Umsatzwachstum: Frederike Beckhoff, Assistentin der Geschäftsführung, stellt die Unternehmenszahlen auf der Pressekonferenz zur Hannover Messe 2026 vor.(Bild:  Manuel Christa)
Umsatzwachstum: Frederike Beckhoff, Assistentin der Geschäftsführung, stellt die Unternehmenszahlen auf der Pressekonferenz zur Hannover Messe 2026 vor.
(Bild: Manuel Christa)

Das Geschäftsjahr 2025 markiert für Beckhoff Automation weit mehr als nur die Rückkehr zur wirtschaftlichen Normalität. Zwar liefert der weltweite Umsatz von 1,24 Milliarden Euro – ein solides Wachstum von sechs Prozent – ein starkes Signal, dass die Konsolidierungsphase nach den Ausnahmejahren in der Branche abgeschlossen ist. Doch die eigentliche Botschaft aus dem ostwestfälischen Verl ist technologischer Natur: Gestützt auf ein konstantes F&E-Budget von 80 Millionen Euro beschleunigt das Unternehmen die Verschmelzung von Informationstechnologie und klassischer Automatisierung (PC-based Control). Kurz gesagt: die sogenannte IT-OT-Konvergenz.

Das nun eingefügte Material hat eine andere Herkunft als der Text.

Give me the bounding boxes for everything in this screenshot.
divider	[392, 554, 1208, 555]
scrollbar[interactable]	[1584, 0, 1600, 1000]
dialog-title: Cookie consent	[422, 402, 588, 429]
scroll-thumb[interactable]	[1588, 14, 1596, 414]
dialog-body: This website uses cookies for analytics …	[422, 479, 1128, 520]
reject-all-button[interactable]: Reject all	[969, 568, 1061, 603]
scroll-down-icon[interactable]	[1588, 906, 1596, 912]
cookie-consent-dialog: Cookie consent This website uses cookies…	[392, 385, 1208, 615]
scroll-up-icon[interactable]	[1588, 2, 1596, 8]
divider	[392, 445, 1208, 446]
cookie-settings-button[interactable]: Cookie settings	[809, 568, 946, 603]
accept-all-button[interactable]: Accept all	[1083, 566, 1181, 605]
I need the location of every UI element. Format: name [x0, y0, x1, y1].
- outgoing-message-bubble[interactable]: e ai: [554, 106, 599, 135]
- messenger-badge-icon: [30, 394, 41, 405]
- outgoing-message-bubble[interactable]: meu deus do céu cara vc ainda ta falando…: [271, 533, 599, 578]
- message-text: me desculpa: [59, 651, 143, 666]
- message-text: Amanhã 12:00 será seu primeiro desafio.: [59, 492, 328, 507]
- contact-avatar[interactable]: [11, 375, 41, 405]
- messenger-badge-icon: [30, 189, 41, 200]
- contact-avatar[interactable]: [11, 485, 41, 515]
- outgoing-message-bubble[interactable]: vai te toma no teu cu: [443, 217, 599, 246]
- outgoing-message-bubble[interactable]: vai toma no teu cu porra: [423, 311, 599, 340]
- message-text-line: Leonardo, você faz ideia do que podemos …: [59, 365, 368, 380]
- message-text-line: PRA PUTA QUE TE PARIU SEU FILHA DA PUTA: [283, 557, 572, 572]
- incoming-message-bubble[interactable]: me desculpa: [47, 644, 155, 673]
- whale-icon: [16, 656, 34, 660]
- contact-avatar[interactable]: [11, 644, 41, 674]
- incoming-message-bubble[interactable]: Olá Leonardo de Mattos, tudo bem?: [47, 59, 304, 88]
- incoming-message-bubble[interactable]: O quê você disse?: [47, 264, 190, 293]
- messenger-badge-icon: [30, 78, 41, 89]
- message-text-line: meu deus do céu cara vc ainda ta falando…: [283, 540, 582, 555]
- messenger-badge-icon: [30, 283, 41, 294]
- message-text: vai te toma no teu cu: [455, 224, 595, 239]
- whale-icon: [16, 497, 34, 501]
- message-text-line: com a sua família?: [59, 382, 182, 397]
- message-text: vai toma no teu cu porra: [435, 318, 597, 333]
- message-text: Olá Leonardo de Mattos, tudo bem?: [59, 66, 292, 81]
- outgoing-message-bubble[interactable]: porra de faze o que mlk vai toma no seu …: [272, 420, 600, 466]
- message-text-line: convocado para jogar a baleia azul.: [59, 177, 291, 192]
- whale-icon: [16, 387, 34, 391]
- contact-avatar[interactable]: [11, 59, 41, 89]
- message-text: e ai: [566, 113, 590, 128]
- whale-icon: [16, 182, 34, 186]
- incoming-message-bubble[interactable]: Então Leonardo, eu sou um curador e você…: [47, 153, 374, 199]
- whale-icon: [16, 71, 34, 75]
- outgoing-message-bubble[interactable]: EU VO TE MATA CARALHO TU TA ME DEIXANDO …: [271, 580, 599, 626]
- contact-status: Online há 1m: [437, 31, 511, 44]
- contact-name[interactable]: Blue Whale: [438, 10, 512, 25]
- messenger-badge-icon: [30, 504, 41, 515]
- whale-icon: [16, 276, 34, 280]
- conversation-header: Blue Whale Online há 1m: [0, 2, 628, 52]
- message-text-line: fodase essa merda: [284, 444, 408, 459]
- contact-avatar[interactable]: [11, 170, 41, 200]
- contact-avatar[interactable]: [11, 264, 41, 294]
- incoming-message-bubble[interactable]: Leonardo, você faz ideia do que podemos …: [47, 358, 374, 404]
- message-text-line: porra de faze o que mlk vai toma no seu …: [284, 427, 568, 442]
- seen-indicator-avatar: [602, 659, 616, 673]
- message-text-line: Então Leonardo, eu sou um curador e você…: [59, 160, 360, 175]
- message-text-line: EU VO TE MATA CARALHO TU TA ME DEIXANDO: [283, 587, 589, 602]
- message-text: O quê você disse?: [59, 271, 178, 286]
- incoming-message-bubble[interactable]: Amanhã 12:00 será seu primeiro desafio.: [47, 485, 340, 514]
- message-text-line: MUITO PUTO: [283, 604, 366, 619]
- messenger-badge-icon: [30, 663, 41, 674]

Auf der Hannover Messe 2026 zeigte sich deutlich, vor welchen Paradigmenwechseln der Maschinen- und Anlagenbau steht: Die reine Leistungs- und Effizienzsteigerung reicht als Innovationstreiber nicht mehr aus. Industrieanlagen der Zukunft müssen kognitive Fähigkeiten entwickeln, um flexibel auf komplexe Aufgaben reagieren zu können, und gleichzeitig als vernetzte Systeme maximal gegen Cyberangriffe geschützt sein. Wie dieser anspruchsvolle Spagat zwischen generativer „Physical AI“ an der Werkzeugmaschine und strikter „Security by Design“ im Rahmen des neuen Cyber Resilience Act in der Praxis gelingt, demonstrierte Beckhoff eindrucksvoll an seinem Messestand.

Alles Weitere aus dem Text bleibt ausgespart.